Я не раз замечал, что стоит мне подарить вымышленному герою романа драгоценную мелочь из моего прошлого, как она уже начинает чахнуть в искусственной среде, куда я столь резко ее перенес. Хотя мое сознание еще сохраняет ее, личное ее тепло, обратное обаяние пропадают, и вот уже она становится частью скорей моего романа, чем моего прежнего “я”, которое, казалось бы, так хорошо защищало ее от посягательств художника. Целые дома рассыпаются в моей памяти совершенно беззвучно, как в немом кинематографе прошлого, и образ моей французской гувернантки, которую я одолжил когда-то мальчику из одной моей книги, быстро тускнеет, поглощенный описанием детства, с моим никак не связанного. Человек во мне восстает против писателя, и вот попытка спасти что еще осталось от бедной Mademoiselle.

Женщина крупная, очень дородная, она вразвалку вошла в нашу жизнь в декабре 1905 года, когда мне было шесть лет, а брату пять. Вот и она. Так ясно вижу ее пышные, зачесанные кверху волосы с непризнанной сединой, три морщины на суровом лбу, густые брови, стального цвета глаза за стеклами пенсне в черной оправе, эти зачаточные усы, эту неровную красноту большого лица, сгущающуюся, при наплыве гнева, до добавочной багровости в окрестностях третьего и обширнейшего ее подбородка, который так величественно располагается на высоком скате ее многосборчатой блузы. Вот она садится, вернее приступает к акту усадки: ходит студень под нижнею челюстью, осмотрительно опускается чудовищный круп с тремя костяными пуговицами на боку, и напоследок она разом сдает всю свою колышущуюся массу камышовому сиденью, которое со страху разражается скрипом и треском.

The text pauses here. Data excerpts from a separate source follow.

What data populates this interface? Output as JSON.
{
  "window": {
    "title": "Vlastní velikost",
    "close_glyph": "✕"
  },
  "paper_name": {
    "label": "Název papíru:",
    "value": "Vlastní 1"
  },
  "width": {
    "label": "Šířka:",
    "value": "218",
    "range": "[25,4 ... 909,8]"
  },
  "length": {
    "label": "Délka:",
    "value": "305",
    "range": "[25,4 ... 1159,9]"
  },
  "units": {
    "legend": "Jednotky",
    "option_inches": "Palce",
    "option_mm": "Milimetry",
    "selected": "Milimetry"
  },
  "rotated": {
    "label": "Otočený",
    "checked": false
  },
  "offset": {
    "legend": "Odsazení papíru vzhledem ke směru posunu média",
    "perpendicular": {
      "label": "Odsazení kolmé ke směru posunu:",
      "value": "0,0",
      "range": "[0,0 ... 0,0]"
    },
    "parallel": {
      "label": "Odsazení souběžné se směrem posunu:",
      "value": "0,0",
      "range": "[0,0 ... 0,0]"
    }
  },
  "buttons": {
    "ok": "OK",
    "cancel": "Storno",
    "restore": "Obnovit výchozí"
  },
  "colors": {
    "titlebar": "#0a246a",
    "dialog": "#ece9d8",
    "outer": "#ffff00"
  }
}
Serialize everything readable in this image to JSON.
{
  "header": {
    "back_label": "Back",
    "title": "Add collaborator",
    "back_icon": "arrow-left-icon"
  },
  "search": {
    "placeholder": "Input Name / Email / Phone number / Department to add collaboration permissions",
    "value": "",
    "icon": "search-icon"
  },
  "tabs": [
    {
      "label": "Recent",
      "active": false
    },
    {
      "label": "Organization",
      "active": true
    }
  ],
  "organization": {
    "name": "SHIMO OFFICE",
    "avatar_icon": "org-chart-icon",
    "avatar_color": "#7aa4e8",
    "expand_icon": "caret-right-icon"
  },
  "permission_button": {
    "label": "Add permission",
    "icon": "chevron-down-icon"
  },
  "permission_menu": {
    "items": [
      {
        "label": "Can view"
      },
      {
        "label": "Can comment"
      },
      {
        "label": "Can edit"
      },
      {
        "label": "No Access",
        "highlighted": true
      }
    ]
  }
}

Почти целый год мы пробыли за границей. Проведя лето 1904 года в Бельвю и Аббации и еще несколько месяцев в Висбадене, мы в начале 1905-го вернулись в Россию. Месяца точно не помню. Одна наводящая мелочь подсказывает, что в Висбадене меня водили в русскую церковь – первую, в какой я вообще побывал, – и что произошло это, вероятно, о Великом посту (во время службы я спросил у матери, о чем толкуют священник и дьякон, она по-английски прошептала в ответ, что они говорят нам, как все мы должны любить друг друга, однако я вывел из ее слов, что эти дивные персонажи в сверкающих конусовидных одеждах заверяют друг друга в вечной дружбе). Из Франкфурта мы приехали в буранный Берлин, а на следующее утро сели в Норд-Экспресс, с громом примчавший из Парижа. Через двенадцать часов мы достигли русской границы. Ритуальная смена вагонов и паровозов приобретала на фоне зимы новый, странный смысл. Волнующее понятие “родины” впервые органически слилось с уютно хрустящим снегом, глубокими следами на нем, красным лоском паровозной трубы, с высокой поленицей березовых дров под собственным их, перевозным снегом на красном тендере. Мне еще не было и шести, но этот год за границей, год трудных решений и либеральных надежд, приучил маленького русского мальчика к взрослым разговорам. Ностальгия матери и отцовский патриотизм поневоле отражались на нем. В итоге именно это возвращение в Россию, мое первое сознательное возвращение, представляется мне теперь, шестьдесят лет спустя, репетицией – не великого возврата домой, которого никогда не случится, но постоянных снов о нем в долгие годы моего изгнанничества.